Il convient, en application des dispositions de l’article 700 du code de procédure civile, de mettre à sa charge une partie des frais non compris dans les dépens et exposés par M. [R] à l’occasion de la présente instance. Il sera ainsi condamné à lui payer la somme de 4.000 euros à ce titre.
En revanche, compte tenu du rejet de la prétention de la société Philéas, il y a lieu de la débouter de sa demande au titre de ses frais irrépétibles.

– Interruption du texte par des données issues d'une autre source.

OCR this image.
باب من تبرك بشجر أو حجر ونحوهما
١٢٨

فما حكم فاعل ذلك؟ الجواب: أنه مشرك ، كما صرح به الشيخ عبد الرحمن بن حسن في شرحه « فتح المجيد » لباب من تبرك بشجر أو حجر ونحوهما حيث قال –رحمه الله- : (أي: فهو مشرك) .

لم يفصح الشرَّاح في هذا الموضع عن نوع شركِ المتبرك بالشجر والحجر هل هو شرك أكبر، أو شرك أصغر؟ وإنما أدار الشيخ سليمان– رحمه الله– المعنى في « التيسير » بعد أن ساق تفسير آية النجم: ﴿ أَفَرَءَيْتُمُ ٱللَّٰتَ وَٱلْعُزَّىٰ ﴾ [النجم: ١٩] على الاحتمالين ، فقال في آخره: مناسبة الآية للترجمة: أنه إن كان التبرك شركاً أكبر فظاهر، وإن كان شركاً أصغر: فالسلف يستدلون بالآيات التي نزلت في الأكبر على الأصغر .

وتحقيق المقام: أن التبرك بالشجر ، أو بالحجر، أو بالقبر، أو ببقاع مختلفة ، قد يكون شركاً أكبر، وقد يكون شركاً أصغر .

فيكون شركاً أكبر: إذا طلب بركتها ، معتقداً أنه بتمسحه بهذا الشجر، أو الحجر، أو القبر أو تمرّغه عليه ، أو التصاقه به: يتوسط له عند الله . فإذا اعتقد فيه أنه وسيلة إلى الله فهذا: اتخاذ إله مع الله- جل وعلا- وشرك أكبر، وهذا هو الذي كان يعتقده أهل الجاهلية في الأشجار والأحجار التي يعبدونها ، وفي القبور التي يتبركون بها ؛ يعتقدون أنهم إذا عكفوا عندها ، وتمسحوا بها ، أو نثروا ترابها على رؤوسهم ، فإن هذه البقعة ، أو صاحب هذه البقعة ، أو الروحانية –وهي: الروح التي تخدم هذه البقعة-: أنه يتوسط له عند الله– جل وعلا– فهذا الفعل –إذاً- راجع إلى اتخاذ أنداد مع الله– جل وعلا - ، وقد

L’exécution provisoire est, en vertu des articles 514-1 à 514-6 du code de procédure civile issus du décret 2019-1333 du 11 décembre 2019, de droit pour les instances introduites comme en l’espèce à compter du 1er janvier 2020. Il n’y a pas lieu de l’écarter.
PAR CES MOTIFS
Le tribunal, statuant publiquement par jugement contradictoire, en premier ressort et par mise à disposition au greffe,
Rejette la demande de M. [X] [K] en nullité de la vente conclue le 9 juillet 2020 avec M. [O] [R], portant sur un véhicule « Caterham Super Seven 620R » et au prix de 50.000 euros,
Prononce la résolution de cette même vente au jour du présent jugement,
Condamne M. [X] [K] à payer à M. [O] [R] la somme de 5.000 euros à titre de dommages et intérêts pour inexécution de ses obligations contractuelles,
Déboute la SARL de droit monégasque Philéas de sa demande en paiement de sa commission sur cette vente,
Déboute M. [X] [K] de ses demandes en garantie et en dommages-intérêts à l’encontre de la SARL de droit monégasque Philéas,
Condamne M. [X] [K] à payer à M. [O] [R] la somme de 4.000 euros au titre de ses frais irrépétibles,
Déboute la SARL de droit monégasque Philéas de sa demande au titre de ses frais irrépétibles,
Condamne M. [X] [K] aux dépens,
Rejette toute autre demande plus ample ou contraire des parties,
Rappelle que la présente décision est de droit exécutoire par provision.
Fait et jugé à Paris le 27 Février 2024.